先是后排的人开始跑,扔下锄头刀转身就往谷口方向钻。
然后前排的人也跟着跑,跑的时候还丢盔卸甲,甲片铿锵砸在地上。
整个阵线须臾间溃散。
“追!”
刘龚催马上前。
亲卫首领方五挡在他身侧,低喝一声:“公子留在后阵!让前锋去追!”
刘龚勉强压住了冲上去的血气,但传令让前锋全力追杀。
两万人在他身后潮水般涌入了谷口。
谷道不算太窄,足够容纳千人并排行进。
但越往深处走,两侧的山壁便越陡峭,灌木丛和杂树林越茂密。
前面的“溃兵”跑得飞快,像是急急忙忙逃命,可又没有跑散,而是沿着谷道底部一路向北窜。
方五骑在马上,越看越觉得蹊跷。
溃兵逃命,哪有不散的道理?这帮人跑是跑了,但跑的方向太过齐整了。
“公子——”
方五猛地勒住缰绳,声音陡然拔高。
“不对!这帮人是在引咱们深入!两边山上——”
话没说完。
两侧山坡上的灌木丛,猛然杀机骤起。
“杀——!”
三千蔡州老卒从两翼山坡上同时暴起,居高临下,如铁闸合拢。
……
谷道那边还在杀。
喊叫声、惨嚎声、金铁交击之声混成一片,隔着两里地依然清晰可闻。
刘龚靠在一棵树上,弯着腰,剧烈喘息。他的手脚在发抖,面色灰败得像是刚从棺材里爬出来。

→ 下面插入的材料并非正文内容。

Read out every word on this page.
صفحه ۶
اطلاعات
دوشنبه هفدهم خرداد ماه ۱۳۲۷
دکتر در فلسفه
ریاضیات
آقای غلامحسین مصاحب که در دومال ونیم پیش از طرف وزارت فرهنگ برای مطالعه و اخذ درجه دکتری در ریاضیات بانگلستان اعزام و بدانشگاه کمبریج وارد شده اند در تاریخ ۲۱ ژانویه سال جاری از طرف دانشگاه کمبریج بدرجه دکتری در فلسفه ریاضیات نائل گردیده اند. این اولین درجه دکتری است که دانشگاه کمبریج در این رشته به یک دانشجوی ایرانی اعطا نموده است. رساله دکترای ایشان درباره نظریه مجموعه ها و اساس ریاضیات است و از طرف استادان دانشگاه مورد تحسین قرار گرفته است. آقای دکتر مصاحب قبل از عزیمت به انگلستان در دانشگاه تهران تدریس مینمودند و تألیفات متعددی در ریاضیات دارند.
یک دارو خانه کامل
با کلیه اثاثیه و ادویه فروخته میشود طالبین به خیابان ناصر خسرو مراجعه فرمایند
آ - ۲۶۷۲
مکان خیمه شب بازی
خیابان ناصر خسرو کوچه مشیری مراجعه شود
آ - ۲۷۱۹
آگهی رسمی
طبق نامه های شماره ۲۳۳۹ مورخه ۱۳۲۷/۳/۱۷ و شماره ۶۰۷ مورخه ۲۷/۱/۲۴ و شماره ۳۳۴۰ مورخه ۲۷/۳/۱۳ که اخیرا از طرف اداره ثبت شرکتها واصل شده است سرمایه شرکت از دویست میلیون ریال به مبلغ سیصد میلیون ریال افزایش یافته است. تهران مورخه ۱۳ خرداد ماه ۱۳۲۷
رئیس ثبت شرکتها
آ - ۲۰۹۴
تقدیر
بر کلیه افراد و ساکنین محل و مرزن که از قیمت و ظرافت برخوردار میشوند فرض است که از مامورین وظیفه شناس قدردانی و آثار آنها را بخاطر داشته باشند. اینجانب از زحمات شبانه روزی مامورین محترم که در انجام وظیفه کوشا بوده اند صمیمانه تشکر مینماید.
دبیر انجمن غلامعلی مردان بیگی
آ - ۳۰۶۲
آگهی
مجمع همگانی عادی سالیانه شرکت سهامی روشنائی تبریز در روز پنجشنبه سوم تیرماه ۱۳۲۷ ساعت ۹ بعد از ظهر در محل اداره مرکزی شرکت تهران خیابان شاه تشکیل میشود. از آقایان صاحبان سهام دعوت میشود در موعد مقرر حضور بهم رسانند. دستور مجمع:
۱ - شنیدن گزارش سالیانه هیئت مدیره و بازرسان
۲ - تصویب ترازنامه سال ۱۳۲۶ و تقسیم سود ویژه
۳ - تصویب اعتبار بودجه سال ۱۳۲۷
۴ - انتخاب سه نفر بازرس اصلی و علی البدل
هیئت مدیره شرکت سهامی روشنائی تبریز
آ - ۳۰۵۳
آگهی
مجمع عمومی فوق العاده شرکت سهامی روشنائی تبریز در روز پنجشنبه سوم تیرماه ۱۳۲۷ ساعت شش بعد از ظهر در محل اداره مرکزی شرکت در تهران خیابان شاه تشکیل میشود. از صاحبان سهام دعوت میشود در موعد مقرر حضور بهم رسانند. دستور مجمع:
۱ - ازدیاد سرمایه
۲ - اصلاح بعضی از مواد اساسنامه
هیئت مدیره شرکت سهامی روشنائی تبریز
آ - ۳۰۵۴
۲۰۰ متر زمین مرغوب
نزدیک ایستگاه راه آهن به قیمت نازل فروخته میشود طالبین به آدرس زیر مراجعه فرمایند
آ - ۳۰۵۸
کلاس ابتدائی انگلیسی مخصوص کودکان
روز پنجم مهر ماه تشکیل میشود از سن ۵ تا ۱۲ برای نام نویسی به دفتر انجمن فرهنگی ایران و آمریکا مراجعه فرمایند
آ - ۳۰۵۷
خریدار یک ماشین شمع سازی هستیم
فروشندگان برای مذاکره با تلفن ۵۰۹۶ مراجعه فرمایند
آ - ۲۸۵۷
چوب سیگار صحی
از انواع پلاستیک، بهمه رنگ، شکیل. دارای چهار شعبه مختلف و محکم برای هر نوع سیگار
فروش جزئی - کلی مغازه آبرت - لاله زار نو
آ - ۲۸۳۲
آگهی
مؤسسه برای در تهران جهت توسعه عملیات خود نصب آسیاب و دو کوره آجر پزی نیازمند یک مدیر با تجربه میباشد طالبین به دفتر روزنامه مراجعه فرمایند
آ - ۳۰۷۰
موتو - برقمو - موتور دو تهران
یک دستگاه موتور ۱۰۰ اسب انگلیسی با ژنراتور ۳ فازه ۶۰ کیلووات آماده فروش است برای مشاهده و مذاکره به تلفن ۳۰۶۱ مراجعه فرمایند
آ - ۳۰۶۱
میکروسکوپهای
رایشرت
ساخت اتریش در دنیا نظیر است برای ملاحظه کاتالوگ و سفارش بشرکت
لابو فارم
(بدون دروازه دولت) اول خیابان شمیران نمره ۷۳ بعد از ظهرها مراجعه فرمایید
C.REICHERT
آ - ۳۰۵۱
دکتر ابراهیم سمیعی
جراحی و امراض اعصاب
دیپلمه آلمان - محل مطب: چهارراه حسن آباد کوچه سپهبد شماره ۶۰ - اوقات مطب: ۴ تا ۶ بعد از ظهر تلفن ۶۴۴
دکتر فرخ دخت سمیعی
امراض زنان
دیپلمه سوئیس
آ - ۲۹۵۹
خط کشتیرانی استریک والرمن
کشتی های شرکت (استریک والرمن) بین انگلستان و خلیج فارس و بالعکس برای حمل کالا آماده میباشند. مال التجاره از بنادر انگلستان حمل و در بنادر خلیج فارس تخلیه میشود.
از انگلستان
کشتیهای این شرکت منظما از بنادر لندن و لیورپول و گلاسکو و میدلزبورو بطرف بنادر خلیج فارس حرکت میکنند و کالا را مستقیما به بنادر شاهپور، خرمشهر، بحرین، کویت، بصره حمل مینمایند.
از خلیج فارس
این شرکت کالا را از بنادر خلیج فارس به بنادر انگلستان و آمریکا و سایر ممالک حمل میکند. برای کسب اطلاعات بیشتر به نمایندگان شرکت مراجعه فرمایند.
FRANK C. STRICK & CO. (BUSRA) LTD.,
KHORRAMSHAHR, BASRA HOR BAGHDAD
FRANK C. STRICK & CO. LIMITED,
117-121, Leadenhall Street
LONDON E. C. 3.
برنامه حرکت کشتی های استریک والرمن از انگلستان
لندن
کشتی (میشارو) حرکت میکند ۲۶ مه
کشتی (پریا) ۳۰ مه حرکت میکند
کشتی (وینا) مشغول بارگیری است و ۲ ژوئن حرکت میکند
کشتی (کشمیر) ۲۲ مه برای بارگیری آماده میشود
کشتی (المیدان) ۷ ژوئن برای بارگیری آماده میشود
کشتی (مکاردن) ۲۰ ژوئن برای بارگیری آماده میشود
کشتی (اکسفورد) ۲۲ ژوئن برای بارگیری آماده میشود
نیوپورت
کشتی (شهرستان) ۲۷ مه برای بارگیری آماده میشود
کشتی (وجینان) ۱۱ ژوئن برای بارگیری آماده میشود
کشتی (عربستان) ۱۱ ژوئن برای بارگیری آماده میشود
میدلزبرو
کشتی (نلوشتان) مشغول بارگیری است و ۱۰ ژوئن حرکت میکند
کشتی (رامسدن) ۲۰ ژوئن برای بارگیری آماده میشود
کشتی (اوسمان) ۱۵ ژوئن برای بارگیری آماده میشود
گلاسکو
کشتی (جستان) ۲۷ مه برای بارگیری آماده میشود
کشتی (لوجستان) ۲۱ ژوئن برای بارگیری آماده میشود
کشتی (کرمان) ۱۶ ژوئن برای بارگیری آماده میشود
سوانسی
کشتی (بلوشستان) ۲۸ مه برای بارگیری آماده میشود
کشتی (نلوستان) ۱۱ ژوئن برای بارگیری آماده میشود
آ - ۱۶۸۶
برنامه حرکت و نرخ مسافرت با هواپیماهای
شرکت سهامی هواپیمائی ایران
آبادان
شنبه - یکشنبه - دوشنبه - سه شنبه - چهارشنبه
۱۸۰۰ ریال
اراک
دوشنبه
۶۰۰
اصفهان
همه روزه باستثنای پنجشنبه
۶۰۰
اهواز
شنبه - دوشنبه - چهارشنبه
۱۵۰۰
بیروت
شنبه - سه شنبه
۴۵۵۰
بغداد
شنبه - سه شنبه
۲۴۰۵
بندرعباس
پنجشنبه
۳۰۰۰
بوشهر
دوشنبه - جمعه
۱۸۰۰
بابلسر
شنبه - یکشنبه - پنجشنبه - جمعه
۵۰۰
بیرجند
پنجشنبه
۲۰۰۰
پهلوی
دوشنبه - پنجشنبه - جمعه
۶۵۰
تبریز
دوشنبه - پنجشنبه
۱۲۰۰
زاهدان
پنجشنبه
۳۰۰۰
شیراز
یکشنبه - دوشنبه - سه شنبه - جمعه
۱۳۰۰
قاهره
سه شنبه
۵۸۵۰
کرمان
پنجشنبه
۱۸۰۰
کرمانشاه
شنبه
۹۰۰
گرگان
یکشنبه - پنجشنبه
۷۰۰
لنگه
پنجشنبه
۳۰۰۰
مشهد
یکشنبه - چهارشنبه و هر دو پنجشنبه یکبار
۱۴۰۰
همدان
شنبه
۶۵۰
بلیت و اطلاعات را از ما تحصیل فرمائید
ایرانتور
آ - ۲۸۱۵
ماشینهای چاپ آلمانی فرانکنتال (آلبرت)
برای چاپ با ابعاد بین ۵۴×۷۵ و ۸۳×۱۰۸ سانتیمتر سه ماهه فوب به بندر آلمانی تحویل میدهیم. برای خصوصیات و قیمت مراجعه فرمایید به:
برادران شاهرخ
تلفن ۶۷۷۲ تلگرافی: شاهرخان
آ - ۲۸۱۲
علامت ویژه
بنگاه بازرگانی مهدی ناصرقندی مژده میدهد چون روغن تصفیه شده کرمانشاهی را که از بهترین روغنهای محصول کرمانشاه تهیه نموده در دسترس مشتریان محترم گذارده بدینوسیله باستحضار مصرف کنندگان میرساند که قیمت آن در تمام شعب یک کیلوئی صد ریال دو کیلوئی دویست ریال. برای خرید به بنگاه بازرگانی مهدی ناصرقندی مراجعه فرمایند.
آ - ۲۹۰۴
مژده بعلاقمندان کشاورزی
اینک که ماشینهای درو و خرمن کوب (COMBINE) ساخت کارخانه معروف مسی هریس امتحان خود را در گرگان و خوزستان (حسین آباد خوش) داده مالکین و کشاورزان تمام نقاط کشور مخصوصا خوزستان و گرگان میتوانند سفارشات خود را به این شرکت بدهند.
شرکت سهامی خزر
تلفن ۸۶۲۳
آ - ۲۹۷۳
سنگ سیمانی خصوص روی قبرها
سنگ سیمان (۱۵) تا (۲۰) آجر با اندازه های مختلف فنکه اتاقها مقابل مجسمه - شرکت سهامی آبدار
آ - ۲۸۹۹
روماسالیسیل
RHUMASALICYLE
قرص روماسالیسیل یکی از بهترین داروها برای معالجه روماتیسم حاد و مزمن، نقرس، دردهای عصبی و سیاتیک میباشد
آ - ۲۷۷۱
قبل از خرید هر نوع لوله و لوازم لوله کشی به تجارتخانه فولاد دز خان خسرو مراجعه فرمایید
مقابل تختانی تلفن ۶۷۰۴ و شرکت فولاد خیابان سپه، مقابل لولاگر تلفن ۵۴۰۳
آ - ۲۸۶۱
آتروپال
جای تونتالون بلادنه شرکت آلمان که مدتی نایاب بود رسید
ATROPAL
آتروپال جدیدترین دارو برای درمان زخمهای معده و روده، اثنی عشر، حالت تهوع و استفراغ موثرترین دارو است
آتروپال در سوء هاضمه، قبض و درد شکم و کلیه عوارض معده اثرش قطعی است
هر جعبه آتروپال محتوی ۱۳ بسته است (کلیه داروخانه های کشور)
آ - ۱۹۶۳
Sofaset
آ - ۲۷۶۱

身上那件锦缎的罩衣在溪涧里泡透了,沾满了泥浆和不知道是谁的血。
方五清点了一下人数。身边只剩了十一名亲卫。
“公子,不能停。”
方五压低声音。他的声音也在抖,但努力保持着镇定。
“楚军不知道会不会追出来,得赶紧往南。顺这条路走三十里,有一处河湾,地势开阔,可以收拢散兵。”
刘龚张了张嘴,想说什么,但发不出声来。
方才逃命的时候咬破了舌头,嘴里满是血腥味。
他只是木然地点了点头,松开扶着树干的手,深一脚浅一脚地跟着往南走。
他们走了大约五里路的时候,陆陆续续有溃兵从林子里钻出来。
有些人还带着兵器,更多的人两手空空,甲胄也丢了,只剩一身满是汗渍和血污的里衣,活像逃荒的流民。
方五没有停下来等他们,只是回头吼了一嗓子:“跟上!往南走!到河湾会合!”
溃兵们如逢救星般跟了上来,队伍越来越长。
逃出三十里后,终于到了那处河湾。
方五把刘龚安置在河湾后面的一处高地上,派人四下收拢残兵。
零零散散地收拢了一个多时辰后,高地上聚集了一拨残部。方五逐一清点,一共两千七百。
两万大军,只剩了两千七百。
刘龚呆坐在高地上的一块石头上,两只手攥着膝盖。
方才那一路上,他一句话没说过。
就这么大败亏输。
兄长交到他手里的两万条人命,折损殆尽。
他甚至不清楚自己是怎么败的。
明明对面只有三千蔡州兵和一众乡勇,明明自己占了六七倍的兵力,明明……
“撤……撤回广州。”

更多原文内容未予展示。